Austin Aries and Jack Gallagher vs. Neville and TJP: A minor Hit for the finish of the challenger forcing the champion to submit heading into their submission match at Extreme Rules. That said, it’s time to shake up this top four mix. We’ve seen this tag match before along with the various combinations of the two babyfaces working against the two heels in singles matches.

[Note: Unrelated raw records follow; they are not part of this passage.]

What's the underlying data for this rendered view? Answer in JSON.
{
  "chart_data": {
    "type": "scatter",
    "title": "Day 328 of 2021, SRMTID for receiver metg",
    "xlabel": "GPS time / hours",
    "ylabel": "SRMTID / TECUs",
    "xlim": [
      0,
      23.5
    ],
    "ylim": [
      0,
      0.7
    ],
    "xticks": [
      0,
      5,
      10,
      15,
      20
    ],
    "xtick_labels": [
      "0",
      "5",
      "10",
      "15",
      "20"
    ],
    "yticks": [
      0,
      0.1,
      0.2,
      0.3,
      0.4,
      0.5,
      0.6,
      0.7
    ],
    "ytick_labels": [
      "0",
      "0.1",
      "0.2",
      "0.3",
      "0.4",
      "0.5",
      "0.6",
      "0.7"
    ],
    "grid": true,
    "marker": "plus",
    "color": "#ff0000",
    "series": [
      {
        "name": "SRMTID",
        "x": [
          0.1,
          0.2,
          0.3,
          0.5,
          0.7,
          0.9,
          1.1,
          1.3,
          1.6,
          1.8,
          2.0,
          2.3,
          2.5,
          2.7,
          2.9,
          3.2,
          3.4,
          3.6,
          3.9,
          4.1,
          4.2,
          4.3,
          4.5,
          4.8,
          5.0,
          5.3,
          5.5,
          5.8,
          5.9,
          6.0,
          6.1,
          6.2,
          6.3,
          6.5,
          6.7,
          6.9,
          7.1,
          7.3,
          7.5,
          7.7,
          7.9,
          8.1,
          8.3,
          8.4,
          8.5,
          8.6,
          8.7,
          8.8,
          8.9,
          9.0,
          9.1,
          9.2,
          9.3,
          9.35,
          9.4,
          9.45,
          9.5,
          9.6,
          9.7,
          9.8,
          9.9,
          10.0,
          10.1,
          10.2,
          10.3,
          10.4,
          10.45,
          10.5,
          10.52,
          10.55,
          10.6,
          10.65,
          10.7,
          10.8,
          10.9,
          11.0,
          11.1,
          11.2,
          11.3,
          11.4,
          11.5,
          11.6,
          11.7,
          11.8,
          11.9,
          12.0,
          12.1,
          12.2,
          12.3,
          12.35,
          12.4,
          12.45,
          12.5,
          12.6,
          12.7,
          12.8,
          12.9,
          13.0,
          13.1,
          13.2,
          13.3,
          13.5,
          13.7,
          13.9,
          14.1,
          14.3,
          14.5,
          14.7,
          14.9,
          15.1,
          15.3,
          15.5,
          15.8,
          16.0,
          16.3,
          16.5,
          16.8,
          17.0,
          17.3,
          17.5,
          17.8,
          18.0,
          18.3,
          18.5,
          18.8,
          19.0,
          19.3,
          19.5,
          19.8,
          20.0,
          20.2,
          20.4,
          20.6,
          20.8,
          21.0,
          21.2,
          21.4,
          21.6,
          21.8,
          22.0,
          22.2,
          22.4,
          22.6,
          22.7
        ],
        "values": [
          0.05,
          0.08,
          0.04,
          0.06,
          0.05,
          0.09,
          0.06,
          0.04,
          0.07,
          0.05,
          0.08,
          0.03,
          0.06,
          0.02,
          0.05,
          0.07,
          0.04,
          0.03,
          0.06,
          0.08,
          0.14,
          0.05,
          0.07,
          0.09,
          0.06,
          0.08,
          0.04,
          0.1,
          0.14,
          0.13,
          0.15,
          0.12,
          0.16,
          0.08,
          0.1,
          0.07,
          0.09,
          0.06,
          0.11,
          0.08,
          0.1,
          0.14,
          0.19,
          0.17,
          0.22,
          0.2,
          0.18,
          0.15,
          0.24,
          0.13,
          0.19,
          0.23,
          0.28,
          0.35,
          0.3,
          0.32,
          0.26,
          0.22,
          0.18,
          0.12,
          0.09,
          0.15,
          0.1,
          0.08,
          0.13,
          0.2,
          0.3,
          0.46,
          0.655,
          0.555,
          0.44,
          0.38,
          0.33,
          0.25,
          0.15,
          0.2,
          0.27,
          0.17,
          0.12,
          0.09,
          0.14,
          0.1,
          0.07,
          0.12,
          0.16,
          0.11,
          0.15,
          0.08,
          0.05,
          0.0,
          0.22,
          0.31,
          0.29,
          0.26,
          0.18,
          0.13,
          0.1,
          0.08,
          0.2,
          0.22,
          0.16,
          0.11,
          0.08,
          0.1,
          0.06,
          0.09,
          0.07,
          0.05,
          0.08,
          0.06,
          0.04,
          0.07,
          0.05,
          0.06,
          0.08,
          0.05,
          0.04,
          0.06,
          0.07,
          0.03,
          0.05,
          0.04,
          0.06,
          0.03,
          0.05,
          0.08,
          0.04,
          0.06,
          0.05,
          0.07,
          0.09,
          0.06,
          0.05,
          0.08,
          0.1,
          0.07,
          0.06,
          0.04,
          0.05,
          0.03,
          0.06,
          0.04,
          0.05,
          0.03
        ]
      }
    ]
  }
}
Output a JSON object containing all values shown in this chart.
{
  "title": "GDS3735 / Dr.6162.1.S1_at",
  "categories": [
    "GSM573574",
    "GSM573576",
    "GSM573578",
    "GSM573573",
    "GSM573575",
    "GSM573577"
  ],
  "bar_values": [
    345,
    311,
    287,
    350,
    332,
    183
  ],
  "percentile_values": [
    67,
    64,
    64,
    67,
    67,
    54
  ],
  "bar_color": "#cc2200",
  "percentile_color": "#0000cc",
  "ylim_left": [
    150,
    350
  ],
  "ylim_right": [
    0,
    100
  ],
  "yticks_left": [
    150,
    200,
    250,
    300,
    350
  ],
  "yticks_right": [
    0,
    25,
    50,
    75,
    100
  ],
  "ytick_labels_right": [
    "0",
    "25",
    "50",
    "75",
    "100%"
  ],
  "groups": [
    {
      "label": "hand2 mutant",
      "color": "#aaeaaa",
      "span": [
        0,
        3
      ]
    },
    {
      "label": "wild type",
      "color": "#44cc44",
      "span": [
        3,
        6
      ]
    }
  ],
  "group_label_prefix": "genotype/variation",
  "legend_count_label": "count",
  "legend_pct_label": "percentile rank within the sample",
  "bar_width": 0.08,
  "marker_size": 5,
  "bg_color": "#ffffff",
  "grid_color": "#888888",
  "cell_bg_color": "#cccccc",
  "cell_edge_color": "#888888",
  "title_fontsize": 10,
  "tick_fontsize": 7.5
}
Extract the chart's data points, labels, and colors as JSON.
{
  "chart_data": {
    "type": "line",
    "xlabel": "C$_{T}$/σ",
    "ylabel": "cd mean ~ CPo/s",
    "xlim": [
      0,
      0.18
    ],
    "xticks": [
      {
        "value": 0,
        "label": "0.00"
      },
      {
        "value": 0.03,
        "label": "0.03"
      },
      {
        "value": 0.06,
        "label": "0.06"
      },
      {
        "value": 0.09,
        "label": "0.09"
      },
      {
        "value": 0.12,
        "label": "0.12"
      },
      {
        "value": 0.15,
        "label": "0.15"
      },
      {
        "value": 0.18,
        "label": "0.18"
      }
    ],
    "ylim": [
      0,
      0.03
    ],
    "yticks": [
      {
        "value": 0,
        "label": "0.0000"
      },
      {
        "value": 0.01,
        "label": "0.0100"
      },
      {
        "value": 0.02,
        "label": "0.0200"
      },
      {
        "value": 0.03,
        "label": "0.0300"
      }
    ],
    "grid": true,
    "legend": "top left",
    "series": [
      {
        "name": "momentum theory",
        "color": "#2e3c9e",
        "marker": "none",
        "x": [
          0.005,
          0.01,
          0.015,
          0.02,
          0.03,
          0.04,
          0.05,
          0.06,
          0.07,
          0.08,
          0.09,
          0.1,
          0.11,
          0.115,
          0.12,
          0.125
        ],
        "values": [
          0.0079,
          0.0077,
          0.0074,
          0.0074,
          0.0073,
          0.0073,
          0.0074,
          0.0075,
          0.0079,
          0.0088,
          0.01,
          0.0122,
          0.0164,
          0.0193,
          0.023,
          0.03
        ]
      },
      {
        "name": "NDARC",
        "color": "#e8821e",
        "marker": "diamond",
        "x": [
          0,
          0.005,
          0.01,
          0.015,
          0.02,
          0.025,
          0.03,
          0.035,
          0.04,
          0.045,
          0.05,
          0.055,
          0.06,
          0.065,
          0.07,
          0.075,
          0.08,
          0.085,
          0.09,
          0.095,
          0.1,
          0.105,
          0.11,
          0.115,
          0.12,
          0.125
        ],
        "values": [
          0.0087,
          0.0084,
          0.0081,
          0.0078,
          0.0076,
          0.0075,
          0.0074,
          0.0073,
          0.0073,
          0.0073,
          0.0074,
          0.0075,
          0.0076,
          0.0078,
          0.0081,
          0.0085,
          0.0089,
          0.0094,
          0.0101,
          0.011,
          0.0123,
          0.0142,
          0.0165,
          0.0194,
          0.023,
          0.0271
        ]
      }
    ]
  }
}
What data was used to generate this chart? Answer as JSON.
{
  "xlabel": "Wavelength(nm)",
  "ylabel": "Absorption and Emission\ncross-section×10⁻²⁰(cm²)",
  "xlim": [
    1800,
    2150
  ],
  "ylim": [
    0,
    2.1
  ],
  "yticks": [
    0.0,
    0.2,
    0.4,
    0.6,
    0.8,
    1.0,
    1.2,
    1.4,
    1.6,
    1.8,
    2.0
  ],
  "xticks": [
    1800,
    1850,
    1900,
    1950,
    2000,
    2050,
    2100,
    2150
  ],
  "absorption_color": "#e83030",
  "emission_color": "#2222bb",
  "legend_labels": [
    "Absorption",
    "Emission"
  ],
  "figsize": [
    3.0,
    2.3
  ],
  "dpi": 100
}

“The Drifter” Elias Samson vs. Zac Evans: It was wise to give Samson a squash match win and hopefully this won’t be the last one. The squash format gives him a chance to establish his moveset for the casual WWE viewers who didn’t see him or didn’t see much of him in NXT.
WWE Raw Misses
Extreme Rules go-home show: Raw featured some good in-ring action, but nothing really moved me when it came to my interest level in the pay-per-view. WWE did a much better job of building up the five-way main event on previous shows and the most effective push actually came during the initial announcement of the match via the graphics that showed each wrestler as a potential challenger for Brock Lesnar.
Bayley, This Is Your Life with Alexa Bliss: A dreadful segment with no comedic value whatsoever. The original Rock and Mick Foley version featured two characters who were ridiculously over. Foley’s lovable presentation was a riot, and the uncertainty of how Rock would respond made for compelling viewing. Nothing about this segment came close to packing the same punch. Alexa is a gifted talker and she did the best she could with this mess, but the premise was flawed and her guests from Bayley’s past were written in such a silly manner than none of their stories came off as believable. They keep bringing up Bayley’s relationship with her father, but it’s not like Raw viewers have even been introduced to him or his relationship with his daughter. WWE continues to have Bliss and the broadcast team push the question of whether Bayley will get extreme. She answered the question in my mind when she asked for the match despite Kurt Angle offering her an out.
Enzo Amore and Kurt Angle drama: Enzo has been laid out two weeks in a row by a mystery person or persons. Meanwhile, Corey Graves showed Angle something that made made him fear for his job security and personal reputation. Is it all one story or completely different stories? Meanwhile, Graves simply stated on commentary that he knew Big Cass checked out the footage that showed The Revival in the building last week. It seemed like a harmless comment, yet Booker T awkwardly asked him to elaborate. I was ready to chalk this up as a Booker T moment, but then angry Big Cass came out and demanded an explanation from Graves before awkwardly shaking his hand. I enjoy a good whodunit, but not when the presentation is this confusing.
Kalisto vs. Titus O’Neil: Does anyone really feel bad for a babyface when he’s pinned in under a minute even if the heel is holding his tights? The Titus Brand saga is getting Titus some television time, but I have yet to see how it benefits Kalisto or Crews in any way.